Yes, yes, and yes. This is exactly what I need in my life! I even have a book that I bought years ago by Sage Roundtree about running and athletes and using restorative yoga as a tool. As a certified RYT (Registered Yoga Teacher), I already have some great ideas for some sequences based on my own needs that I want to try to post. Until then, I’ve had some luck with some videos that are already out there and I want to share. I keep my mat in my living room and end up watching TV while I practice because it can be quite boring if you are fidgety and impatient like me.
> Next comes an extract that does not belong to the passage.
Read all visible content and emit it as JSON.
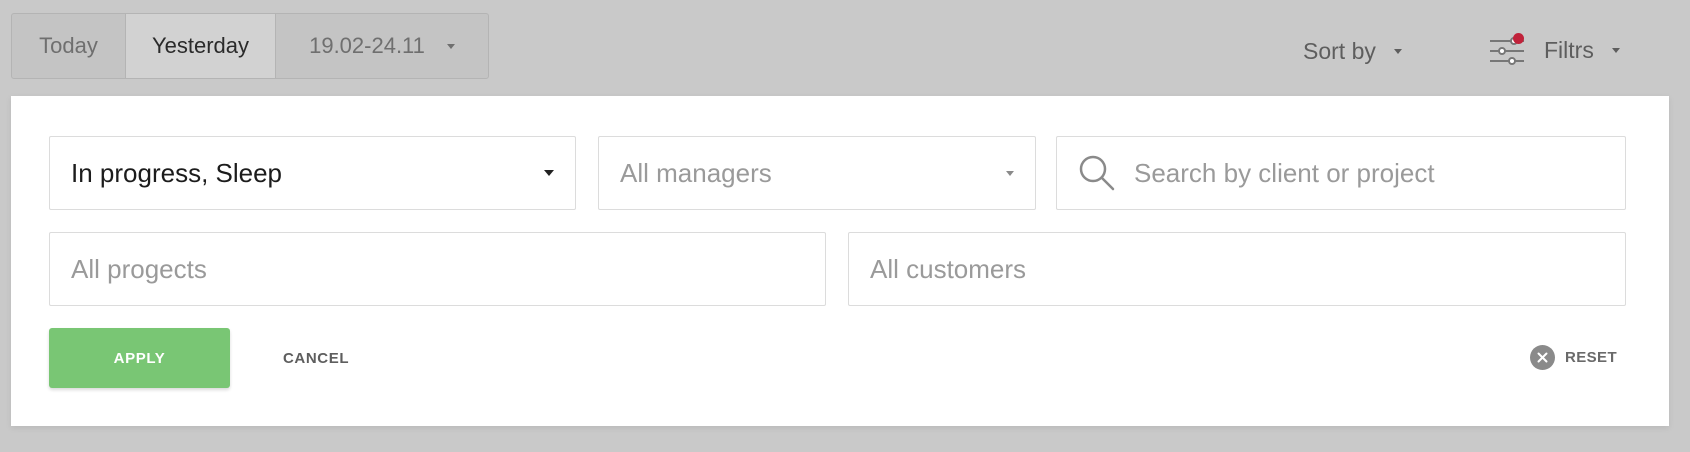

I’m hoping over time I can train myself to sit in postures for minutes at a time without a distraction, but it helps with the intensity and to take my mind off of the stretch. Here are some that I’ve done and enjoyed:
- Yin Yoga for Runners – Hips and Hamstrings
- Yin Yoga Class – Deep Stretch for Cyclists, Runners, Hikers, Athletes
- Yin Yoga for a Deep Stretch
- Yin Yoga Hips and Thigh
- 90 Minute Yin Yoga to Open the Adductors of the Hips
- Yin Yoga – Hips and Lower Back
- Yin Yoga Class – Hips
I have a few more on my list to try, so I’ll keep posting classes that I try and like for anyone who is interested! Will I ever take up an intense Ashtanga practice again? I can say pretty confidently that I will, but it won’t be while I’m trying to break three hours in a marathon. I can still pull out a few Ashtanga tricks on a good day…like when I was at the lake last week:
Ever try Yin Yoga? How about Ashtanga? Do you include yoga in your training?